The couple was given the option to withdraw Phebe's life support and to withdraw artificial feeding.
They said they agreed to withdraw respiratory support and later, at the suggestion of doctors, to withdraw the artificial feeding.
"They say they thought that if there was never going to be quality of life for their baby girl then why let her suffer," CTV Montreal's Daniele Hamamdjian reported Friday after the parents held a press conference.
However, the hospital's ethics committee met and reversed the parent's decision without their consent or permission from a court.
After two-and-a-half months, Phebe was still alive and the hospital told the parents to take their child home or they'd place her in protective custody, Hamamdjian said.
Now, 15 months later, Laurendeau has been forced to quit her job to take care of Phebe full time.
Phebe is neither deaf nor blind. But she cannot hold up her head, sit up, or babble as another baby her age would, and she is fed through a hole in her stomach.
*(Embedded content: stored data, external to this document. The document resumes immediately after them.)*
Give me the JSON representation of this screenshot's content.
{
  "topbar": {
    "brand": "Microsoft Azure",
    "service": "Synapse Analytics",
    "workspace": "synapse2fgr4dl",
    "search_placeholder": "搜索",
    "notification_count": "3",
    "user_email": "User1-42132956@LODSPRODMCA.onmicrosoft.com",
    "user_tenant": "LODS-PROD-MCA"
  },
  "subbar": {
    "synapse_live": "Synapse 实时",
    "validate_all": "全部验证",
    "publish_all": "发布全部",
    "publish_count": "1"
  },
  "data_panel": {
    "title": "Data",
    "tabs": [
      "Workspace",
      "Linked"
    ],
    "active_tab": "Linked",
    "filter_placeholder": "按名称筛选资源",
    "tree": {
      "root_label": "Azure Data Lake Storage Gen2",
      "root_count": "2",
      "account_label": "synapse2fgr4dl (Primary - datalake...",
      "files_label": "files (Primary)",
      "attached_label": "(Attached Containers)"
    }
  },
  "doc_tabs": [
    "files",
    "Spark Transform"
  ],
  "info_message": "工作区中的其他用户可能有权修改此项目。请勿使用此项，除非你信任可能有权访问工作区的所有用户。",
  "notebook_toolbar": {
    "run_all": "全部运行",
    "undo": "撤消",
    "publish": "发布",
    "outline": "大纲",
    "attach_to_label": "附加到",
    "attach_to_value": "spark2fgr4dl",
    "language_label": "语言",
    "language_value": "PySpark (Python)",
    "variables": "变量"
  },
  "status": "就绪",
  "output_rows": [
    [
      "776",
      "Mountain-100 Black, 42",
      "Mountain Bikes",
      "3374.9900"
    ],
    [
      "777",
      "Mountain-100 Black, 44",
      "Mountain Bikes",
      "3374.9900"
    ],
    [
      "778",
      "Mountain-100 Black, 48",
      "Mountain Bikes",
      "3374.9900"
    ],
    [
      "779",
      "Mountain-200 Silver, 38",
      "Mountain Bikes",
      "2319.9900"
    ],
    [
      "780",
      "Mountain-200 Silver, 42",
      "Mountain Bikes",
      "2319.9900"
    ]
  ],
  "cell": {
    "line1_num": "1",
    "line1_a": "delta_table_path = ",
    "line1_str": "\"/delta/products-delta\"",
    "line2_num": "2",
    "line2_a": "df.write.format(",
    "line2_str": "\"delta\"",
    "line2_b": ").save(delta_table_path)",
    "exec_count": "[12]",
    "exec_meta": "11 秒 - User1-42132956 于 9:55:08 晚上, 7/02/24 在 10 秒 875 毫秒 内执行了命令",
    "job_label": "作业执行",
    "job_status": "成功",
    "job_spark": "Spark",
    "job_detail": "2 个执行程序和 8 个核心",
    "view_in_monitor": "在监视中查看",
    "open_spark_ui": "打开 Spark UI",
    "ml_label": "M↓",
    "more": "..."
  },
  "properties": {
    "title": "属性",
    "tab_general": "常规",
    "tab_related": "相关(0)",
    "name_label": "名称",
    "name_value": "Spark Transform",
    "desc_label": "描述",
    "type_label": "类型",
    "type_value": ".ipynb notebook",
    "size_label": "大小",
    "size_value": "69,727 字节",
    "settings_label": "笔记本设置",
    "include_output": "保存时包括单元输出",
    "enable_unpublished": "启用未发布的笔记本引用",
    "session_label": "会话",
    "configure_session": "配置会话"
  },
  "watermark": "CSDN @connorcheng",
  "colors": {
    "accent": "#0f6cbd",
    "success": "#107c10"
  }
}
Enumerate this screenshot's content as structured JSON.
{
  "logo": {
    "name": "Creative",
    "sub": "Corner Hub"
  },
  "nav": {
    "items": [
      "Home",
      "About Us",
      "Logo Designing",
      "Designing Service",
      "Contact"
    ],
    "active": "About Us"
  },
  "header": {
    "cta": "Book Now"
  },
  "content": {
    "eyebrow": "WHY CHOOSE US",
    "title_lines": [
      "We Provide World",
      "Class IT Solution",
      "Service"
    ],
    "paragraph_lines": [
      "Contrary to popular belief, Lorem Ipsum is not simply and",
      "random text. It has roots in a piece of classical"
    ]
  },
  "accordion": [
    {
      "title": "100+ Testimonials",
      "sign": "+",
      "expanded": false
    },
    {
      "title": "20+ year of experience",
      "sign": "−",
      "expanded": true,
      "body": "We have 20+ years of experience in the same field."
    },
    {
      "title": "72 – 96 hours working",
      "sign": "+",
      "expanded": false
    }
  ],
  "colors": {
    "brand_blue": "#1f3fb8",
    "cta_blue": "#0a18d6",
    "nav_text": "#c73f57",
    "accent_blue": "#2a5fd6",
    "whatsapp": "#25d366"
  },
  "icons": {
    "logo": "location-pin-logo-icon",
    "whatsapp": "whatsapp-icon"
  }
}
She does smile at her parents, though, a recent breakthrough they are thrilled with, CTV's Genevieve Beauchemin reported.
"They say they have no support and are living on one income," Hamamdjian said.
The couple's lawyer says the hospital violated Quebec law and that only the court should have the power to overrule the couple's decision.
A spokesperson for Montreal Children's Hospital refused to comment saying the matter was before the courts.